Currently, these functions exist in Base:

  • cumsum
  • cumprod
  • cummin (using accumulate)
  • cummax (using accumulate)

I’m just checking out dplyr’s functions and they have

  • cummean
  • cumall (logical bit vector)
  • cumany (logical bit vector)

Does it make sense to add these to Base? Or perhaps all these functions should be moved to Statistics?

1 Like

Well, we have accumulate, in terms of which cumall is just accumulate(&, A) and cumany is accumulate(|, A), so it doesn’t seem worthwhile adding specific functions for these.

cummean(A) = cumsum(A) ./ (1:length(A)) is slightly more complicated, at least if you want to eliminate the allocation of a temporary array. If it’s a common operation it might make sense in Statistics. However, I can’t seem to find any record of anyone ever asking for this function before, so that doesn’t seem to indicate a big demand?

7 Likes

Ironically, I am currently porting some code from Matlab that contains the equivalent of cummean as described here. So, :+1: from me!

1 Like

Yeah I couldn’t find any previous requests from the julia repo either.

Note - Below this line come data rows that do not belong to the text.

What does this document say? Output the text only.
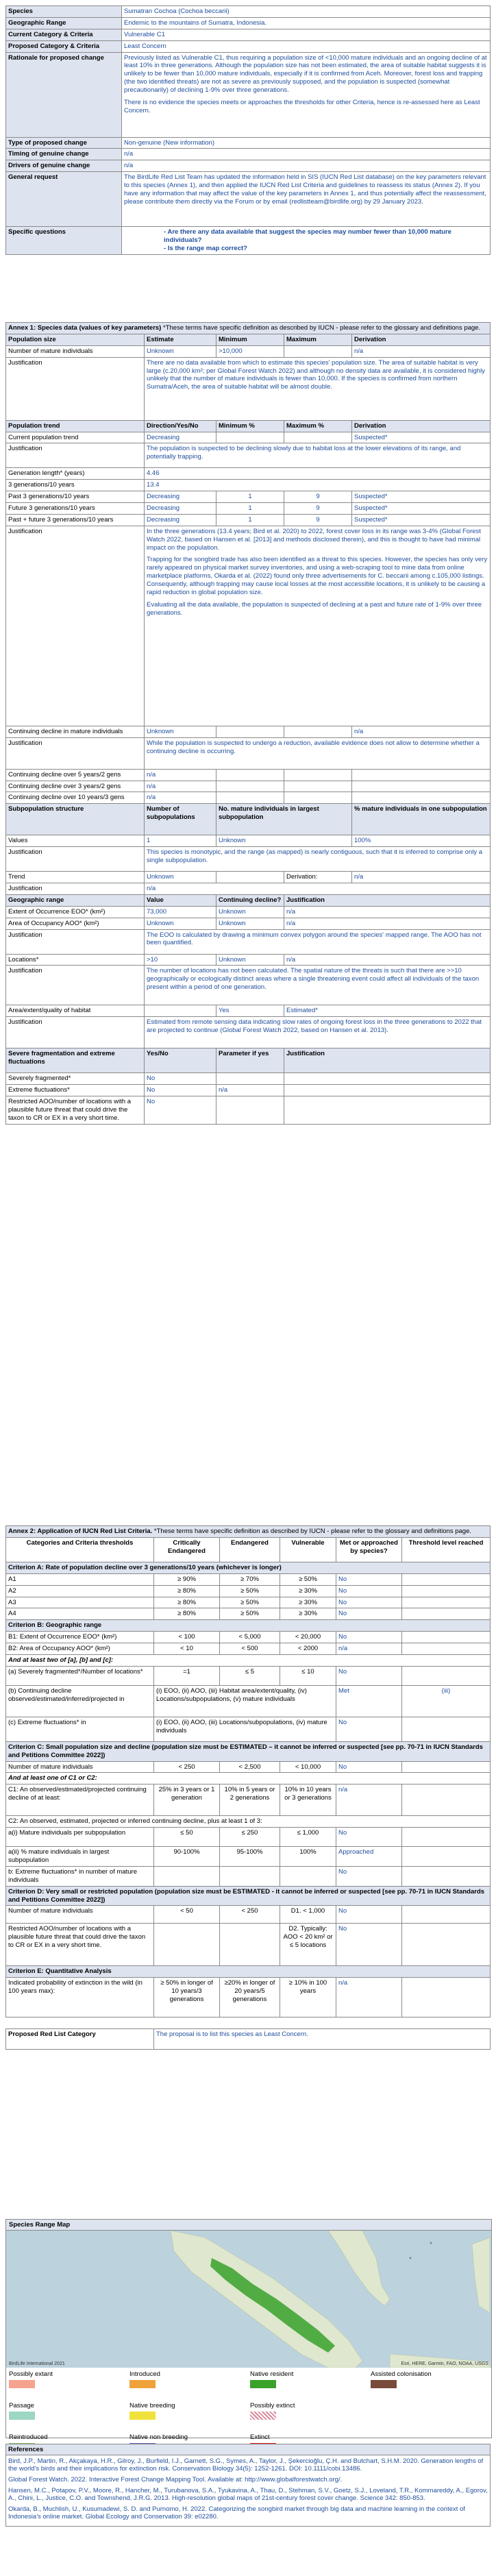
Species	Sumatran Cochoa (Cochoa beccarii)
Geographic Range	Endemic to the mountains of Sumatra, Indonesia.
Current Category & Criteria	Vulnerable C1
Proposed Category & Criteria	Least Concern
Rationale for proposed change	Previously listed as Vulnerable C1, thus requiring a population size of <10,000 mature individuals and an ongoing decline of at least 10% in three generations. Although the population size has not been estimated, the area of suitable habitat suggests it is unlikely to be fewer than 10,000 mature individuals, especially if it is confirmed from Aceh. Moreover, forest loss and trapping (the two identified threats) are not as severe as previously supposed, and the population is suspected (somewhat precautionarily) of declining 1-9% over three generations.

There is no evidence the species meets or approaches the thresholds for other Criteria, hence is re-assessed here as Least Concern.

Type of proposed change	Non-genuine (New information)
Timing of genuine change	n/a
Drivers of genuine change	n/a
General request	The BirdLife Red List Team has updated the information held in SIS (IUCN Red List database) on the key parameters relevant to this species (Annex 1), and then applied the IUCN Red List Criteria and guidelines to reassess its status (Annex 2). If you have any information that may affect the value of the key parameters in Annex 1, and thus potentially affect the reassessment, please contribute them directly via the Forum or by email (redlistteam@birdlife.org) by 29 January 2023.
Specific questions	- Are there any data available that suggest the species may number fewer than 10,000 mature individuals?
- Is the range map correct?
Annex 1: Species data (values of key parameters) *These terms have specific definition as described by IUCN - please refer to the glossary and definitions page.				
Population size	Estimate	Minimum	Maximum	Derivation
Number of mature individuals	Unknown	>10,000		n/a
Justification	There are no data available from which to estimate this species' population size. The area of suitable habitat is very large (c.20,000 km²; per Global Forest Watch 2022) and although no density data are available, it is considered highly unlikely that the number of mature individuals is fewer than 10,000. If the species is confirmed from northern Sumatra/Aceh, the area of suitable habitat will be almost double.			
Population trend	Direction/Yes/No	Minimum %	Maximum %	Derivation
Current population trend	Decreasing			Suspected*
Justification	The population is suspected to be declining slowly due to habitat loss at the lower elevations of its range, and potentially trapping.			
Generation length* (years)	4.46			
3 generations/10 years	13.4			
Past 3 generations/10 years	Decreasing	1	9	Suspected*
Future 3 generations/10 years	Decreasing	1	9	Suspected*
Past + future 3 generations/10 years	Decreasing	1	9	Suspected*
Justification	In the three generations (13.4 years; Bird et al. 2020) to 2022, forest cover loss in its range was 3-4% (Global Forest Watch 2022, based on Hansen et al. [2013] and methods disclosed therein), and this is thought to have had minimal impact on the population.

Trapping for the songbird trade has also been identified as a threat to this species. However, the species has only very rarely appeared on physical market survey inventories, and using a web-scraping tool to mine data from online marketplace platforms, Okarda et al. (2022) found only three advertisements for C. beccarii among c.105,000 listings. Consequently, although trapping may cause local losses at the most accessible locations, it is unlikely to be causing a rapid reduction in global population size.

Evaluating all the data available, the population is suspected of declining at a past and future rate of 1-9% over three generations.			

Continuing decline in mature individuals	Unknown			n/a
Justification	While the population is suspected to undergo a reduction, available evidence does not allow to determine whether a continuing decline is occurring.			
Continuing decline over 5 years/2 gens	n/a			
Continuing decline over 3 years/2 gens	n/a			
Continuing decline over 10 years/3 gens	n/a			
Subpopulation structure	Number of subpopulations	No. mature individuals in largest subpopulation		% mature individuals in one subpopulation
Values	1	Unknown		100%
Justification	This species is monotypic, and the range (as mapped) is nearly contiguous, such that it is inferred to comprise only a single subpopulation.			
Trend	Unknown		Derivation:	n/a
Justification	n/a			
Geographic range	Value	Continuing decline?	Justification	
Extent of Occurrence EOO* (km²)	73,000	Unknown	n/a	
Area of Occupancy AOO* (km²)	Unknown	Unknown	n/a	
Justification	The EOO is calculated by drawing a minimum convex polygon around the species' mapped range. The AOO has not been quantified.			
Locations*	>10	Unknown	n/a	
Justification	The number of locations has not been calculated. The spatial nature of the threats is such that there are >>10 geographically or ecologically distinct areas where a single threatening event could affect all individuals of the taxon present within a period of one generation.			
Area/extent/quality of habitat		Yes	Estimated*	
Justification	Estimated from remote sensing data indicating slow rates of ongoing forest loss in the three generations to 2022 that are projected to continue (Global Forest Watch 2022, based on Hansen et al. 2013).			
Severe fragmentation and extreme fluctuations	Yes/No	Parameter if yes	Justification	
Severely fragmented*	No			
Extreme fluctuations*	No	n/a		
Restricted AOO/number of locations with a plausible future threat that could drive the taxon to CR or EX in a very short time.	No			
Annex 2: Application of IUCN Red List Criteria. *These terms have specific definition as described by IUCN - please refer to the glossary and definitions page.					
Categories and Criteria thresholds	Critically Endangered	Endangered	Vulnerable	Met or approached by species?	Threshold level reached
Criterion A: Rate of population decline over 3 generations/10 years (whichever is longer)					
A1	≥ 90%	≥ 70%	≥ 50%	No	
A2	≥ 80%	≥ 50%	≥ 30%	No	
A3	≥ 80%	≥ 50%	≥ 30%	No	
A4	≥ 80%	≥ 50%	≥ 30%	No	
Criterion B: Geographic range					
B1: Extent of Occurrence EOO* (km²)	< 100	< 5,000	< 20,000	No	
B2: Area of Occupancy AOO* (km²)	< 10	< 500	< 2000	n/a	
And at least two of [a], [b] and [c]:					
(a) Severely fragmented*/Number of locations*	=1	≤ 5	≤ 10	No	
(b) Continuing decline observed/estimated/inferred/projected in	(i) EOO, (ii) AOO, (iii) Habitat area/extent/quality, (iv) Locations/subpopulations, (v) mature individuals			Met	(iii)
(c) Extreme fluctuations* in	(i) EOO, (ii) AOO, (iii) Locations/subpopulations, (iv) mature individuals			No	
Criterion C: Small population size and decline (population size must be ESTIMATED – it cannot be inferred or suspected [see pp. 70-71 in IUCN Standards and Petitions Committee 2022])					
Number of mature individuals	< 250	< 2,500	< 10,000	No	
And at least one of C1 or C2:					
C1: An observed/estimated/projected continuing decline of at least:	25% in 3 years or 1 generation	10% in 5 years or 2 generations	10% in 10 years or 3 generations	n/a	
C2: An observed, estimated, projected or inferred continuing decline, plus at least 1 of 3:					
a(i) Mature individuals per subpopulation	≤ 50	≤ 250	≤ 1,000	No	
a(ii) % mature individuals in largest subpopulation	90-100%	95-100%	100%	Approached	
b: Extreme fluctuations* in number of mature individuals				No	
Criterion D: Very small or restricted population (population size must be ESTIMATED - it cannot be inferred or suspected [see pp. 70-71 in IUCN Standards and Petitions Committee 2022])					
Number of mature individuals	< 50	< 250	D1. < 1,000	No	
Restricted AOO/number of locations with a plausible future threat that could drive the taxon to CR or EX in a very short time.			D2. Typically: AOO < 20 km² or ≤ 5 locations	No	
Criterion E: Quantitative Analysis					
Indicated probability of extinction in the wild (in 100 years max):	≥ 50% in longer of 10 years/3 generations	≥20% in longer of 20 years/5 generations	≥ 10% in 100 years	n/a	
Proposed Red List Category	The proposal is to list this species as Least Concern.
Species Range Map
BirdLife International 2021	Esri, HERE, Garmin, FAO, NOAA, USGS
Possibly extant	Introduced	Native resident	Assisted colonisation
Passage	Native breeding	Possibly extinct
Reintroduced	Native non breeding	Extinct
References

Bird, J.P., Martin, R., Akçakaya, H.R., Gilroy, J., Burfield, I.J., Garnett, S.G., Symes, A., Taylor, J., Şekercioğlu, Ç.H. and Butchart, S.H.M. 2020. Generation lengths of the world's birds and their implications for extinction risk. Conservation Biology 34(5): 1252-1261. DOI: 10.1111/cobi.13486.

Global Forest Watch. 2022. Interactive Forest Change Mapping Tool. Available at: http://www.globalforestwatch.org/.

Hansen, M.C., Potapov, P.V., Moore, R., Hancher, M., Turubanova, S.A., Tyukavina, A., Thau, D., Stehman, S.V., Goetz, S.J., Loveland, T.R., Kommareddy, A., Egorov, A., Chini, L., Justice, C.O. and Townshend, J.R.G. 2013. High-resolution global maps of 21st-century forest cover change. Science 342: 850-853.

Okarda, B., Muchlish, U., Kusumadewi, S. D. and Purnomo, H. 2022. Categorizing the songbird market through big data and machine learning in the context of Indonesia's online market. Global Ecology and Conservation 39: e02280.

Looks like Bayesian people want it?

https://juliahub.com/ui/CodeSearch?q=cummean%20&u=define&t=all

Just to do some publicity to a couple of really nice packages, you could do the cumulative mean with OnlineStats + Transducers:

julia> using OnlineStats, Transducers

julia> collect(Transducer(Mean()), 1:4)

(It’s one of the examples in the docs.)

9 Likes

Did not know this. Thanks for sharing.

Is it fast? I thought the canonical way in Julia is accumulate

Transducer(::OnlineStat) is not really for performance. It’s mainly for exposing the super rich set of functionality that exists in OnlineStats.jl to Transducers.jl-based API. OnlineStats are really “just” reducing functions obscured by the implementation detail that uses in-place mutation. So, it’d be such a pity if two libraries cannot talk to each other.

3 Likes